Thanksgiving is lennard davis disability de-eroticizeda time for the whole family to gather around the table and enjoy a delicious feast. But for most families, it's not always fun and heartwarming, but rather a melting pot for questions you don't want to answer and opinions from old people you never wanted to hear.
SEE ALSO: 11 seasonal candle scents you really, really need to try this fallSo here are some of the worst questions you'll hear this Thanksgiving, and some ways that you can try to redirect the conversation to something harmless.
When this dreaded career question arises, a good diversion would be to yell, "This stuffing is really good, has anyone tried it yet?" If they ask you again, just continue repeating your question until they drop it and find that stuffing isreally good.
For this question, just lie.
Here's an example boyfriend you can use: "No, my boyfriend's name is Kevin and we've been dating for 11 months.

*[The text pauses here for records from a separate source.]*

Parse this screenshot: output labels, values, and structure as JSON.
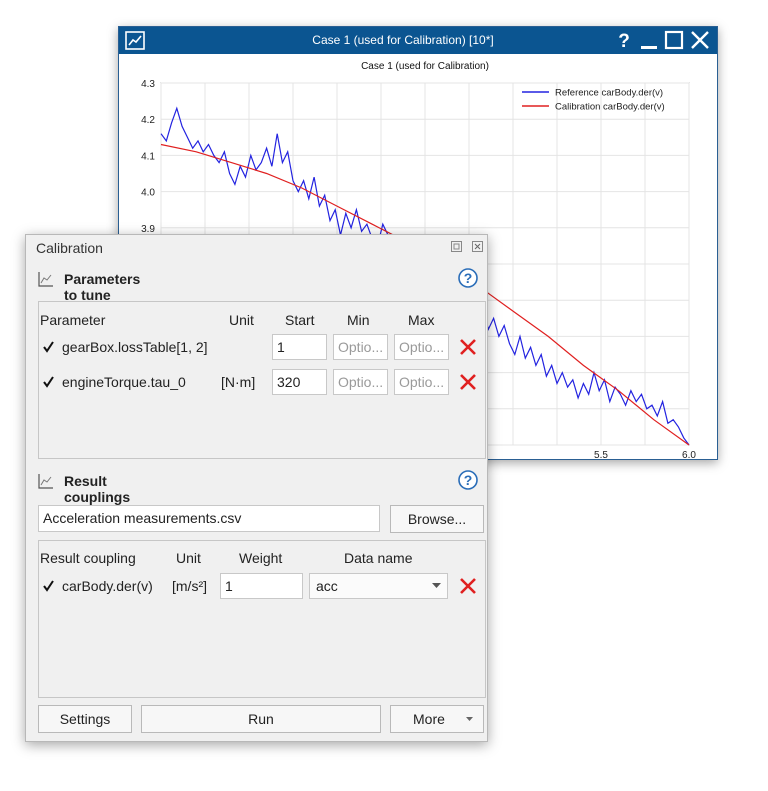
{
  "plot_window": {
    "title": "Case 1 (used for Calibration) [10*]",
    "buttons": [
      "help",
      "minimize",
      "maximize",
      "close"
    ]
  },
  "chart_data": {
    "type": "line",
    "title": "Case 1 (used for Calibration)",
    "xlim": [
      3.0,
      6.0
    ],
    "ylim": [
      3.3,
      4.3
    ],
    "y_ticks": [
      "4.3",
      "4.2",
      "4.1",
      "4.0",
      "3.9"
    ],
    "x_ticks": [
      "5.5",
      "6.0"
    ],
    "grid": true,
    "legend_placement": "top-right",
    "series": [
      {
        "name": "Reference carBody.der(v)",
        "color": "#2323e0",
        "x": [
          3.0,
          3.03,
          3.06,
          3.09,
          3.12,
          3.15,
          3.18,
          3.21,
          3.24,
          3.27,
          3.3,
          3.33,
          3.36,
          3.39,
          3.42,
          3.45,
          3.48,
          3.51,
          3.54,
          3.57,
          3.6,
          3.63,
          3.66,
          3.69,
          3.72,
          3.75,
          3.78,
          3.81,
          3.84,
          3.87,
          3.9,
          3.93,
          3.96,
          3.99,
          4.02,
          4.05,
          4.08,
          4.11,
          4.14,
          4.17,
          4.2,
          4.23,
          4.26,
          4.29,
          4.32,
          4.35,
          4.38,
          4.41,
          4.44,
          4.47,
          4.5,
          4.53,
          4.56,
          4.59,
          4.62,
          4.65,
          4.68,
          4.71,
          4.74,
          4.77,
          4.8,
          4.83,
          4.86,
          4.89,
          4.92,
          4.95,
          4.98,
          5.01,
          5.04,
          5.07,
          5.1,
          5.13,
          5.16,
          5.19,
          5.22,
          5.25,
          5.28,
          5.31,
          5.34,
          5.37,
          5.4,
          5.43,
          5.46,
          5.49,
          5.52,
          5.55,
          5.58,
          5.61,
          5.64,
          5.67,
          5.7,
          5.73,
          5.76,
          5.79,
          5.82,
          5.85,
          5.88,
          5.91,
          5.94,
          5.97,
          6.0
        ],
        "y": [
          4.16,
          4.14,
          4.19,
          4.23,
          4.18,
          4.15,
          4.12,
          4.14,
          4.11,
          4.13,
          4.1,
          4.08,
          4.11,
          4.05,
          4.02,
          4.07,
          4.04,
          4.1,
          4.06,
          4.08,
          4.12,
          4.07,
          4.16,
          4.08,
          4.11,
          4.03,
          4.0,
          4.03,
          3.98,
          4.04,
          3.96,
          3.99,
          3.92,
          3.95,
          3.88,
          3.94,
          3.9,
          3.95,
          3.89,
          3.91,
          3.87,
          3.85,
          3.91,
          3.88,
          3.82,
          3.86,
          3.79,
          3.84,
          3.8,
          3.76,
          3.79,
          3.74,
          3.77,
          3.71,
          3.74,
          3.68,
          3.71,
          3.69,
          3.66,
          3.7,
          3.65,
          3.67,
          3.62,
          3.65,
          3.6,
          3.63,
          3.58,
          3.55,
          3.6,
          3.54,
          3.57,
          3.52,
          3.55,
          3.49,
          3.52,
          3.47,
          3.5,
          3.46,
          3.48,
          3.43,
          3.47,
          3.44,
          3.5,
          3.45,
          3.48,
          3.42,
          3.46,
          3.44,
          3.41,
          3.45,
          3.42,
          3.44,
          3.4,
          3.41,
          3.38,
          3.42,
          3.36,
          3.37,
          3.35,
          3.32,
          3.3
        ]
      },
      {
        "name": "Calibration carBody.der(v)",
        "color": "#e02020",
        "x": [
          3.0,
          3.2,
          3.4,
          3.6,
          3.8,
          4.0,
          4.2,
          4.4,
          4.6,
          4.8,
          5.0,
          5.2,
          5.4,
          5.6,
          5.8,
          6.0
        ],
        "y": [
          4.13,
          4.11,
          4.08,
          4.05,
          4.01,
          3.96,
          3.91,
          3.86,
          3.8,
          3.74,
          3.67,
          3.6,
          3.52,
          3.45,
          3.37,
          3.3
        ]
      }
    ]
  },
  "calibration": {
    "panel_title": "Calibration",
    "params_section": {
      "title": "Parameters to tune",
      "headers": {
        "parameter": "Parameter",
        "unit": "Unit",
        "start": "Start",
        "min": "Min",
        "max": "Max"
      },
      "rows": [
        {
          "name": "gearBox.lossTable[1, 2]",
          "unit": "",
          "start": "1",
          "min_placeholder": "Optio...",
          "max_placeholder": "Optio...",
          "checked": true
        },
        {
          "name": "engineTorque.tau_0",
          "unit": "[N·m]",
          "start": "320",
          "min_placeholder": "Optio...",
          "max_placeholder": "Optio...",
          "checked": true
        }
      ]
    },
    "couplings_section": {
      "title": "Result couplings",
      "file": "Acceleration measurements.csv",
      "browse_label": "Browse...",
      "headers": {
        "coupling": "Result coupling",
        "unit": "Unit",
        "weight": "Weight",
        "data_name": "Data name"
      },
      "rows": [
        {
          "name": "carBody.der(v)",
          "unit": "[m/s²]",
          "weight": "1",
          "data_name": "acc",
          "checked": true
        }
      ]
    },
    "footer": {
      "settings": "Settings",
      "run": "Run",
      "more": "More"
    }
  },
  "colors": {
    "titlebar": "#0b5591",
    "delete_x": "#e02020",
    "help_blue": "#2a6db8"
  }
}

He is very tall and he has a college degree and I wish I could show you a picture but my phone is dead and I'm making no moves toward charging it, in fact I'm going dark for the next week while I am home to experience some peace and quiet, even from Kevin who is my boyfriend who I love. Kevin is my boyfriend and we are dating."
If they respond by asking, "But I saw you 11 months ago and I didn't hear about Kevin then," just say, "Yes, that time I lied."
If this question comes up, you can say that the NFL reminds you of the time you played flag football in middle school and all the kids remarked on how fast you were.
Ask the table, "Have you ever played flag football?" If not everyone immediately says yes, take 15 minutes to explain the game of flag football. Then change the conversation to how those tassels you have to put on your jeans when you get "tackled" remind you of the tassels on your grandad's shoes and oh look, Toby is chewing on them, won't someone go stop him?
Easy. Just say, "I hear Hamilton's good."
My great aunt has only asked me this once but you should always be prepared. If this question comes up just bring up a good Black Friday deal.
This one might just be my family. Ignore this.
Just pretend you didn't hear this one.
With these tricks up your sleeve you're on your way to having a pleasant Thanksgiving experience. Unless your uncle mentions his gun collection. Then it's all over.
Thanks for reading Mashable Humor: original comedy every day. Or most days. We're people, just like you, and we're trying our best.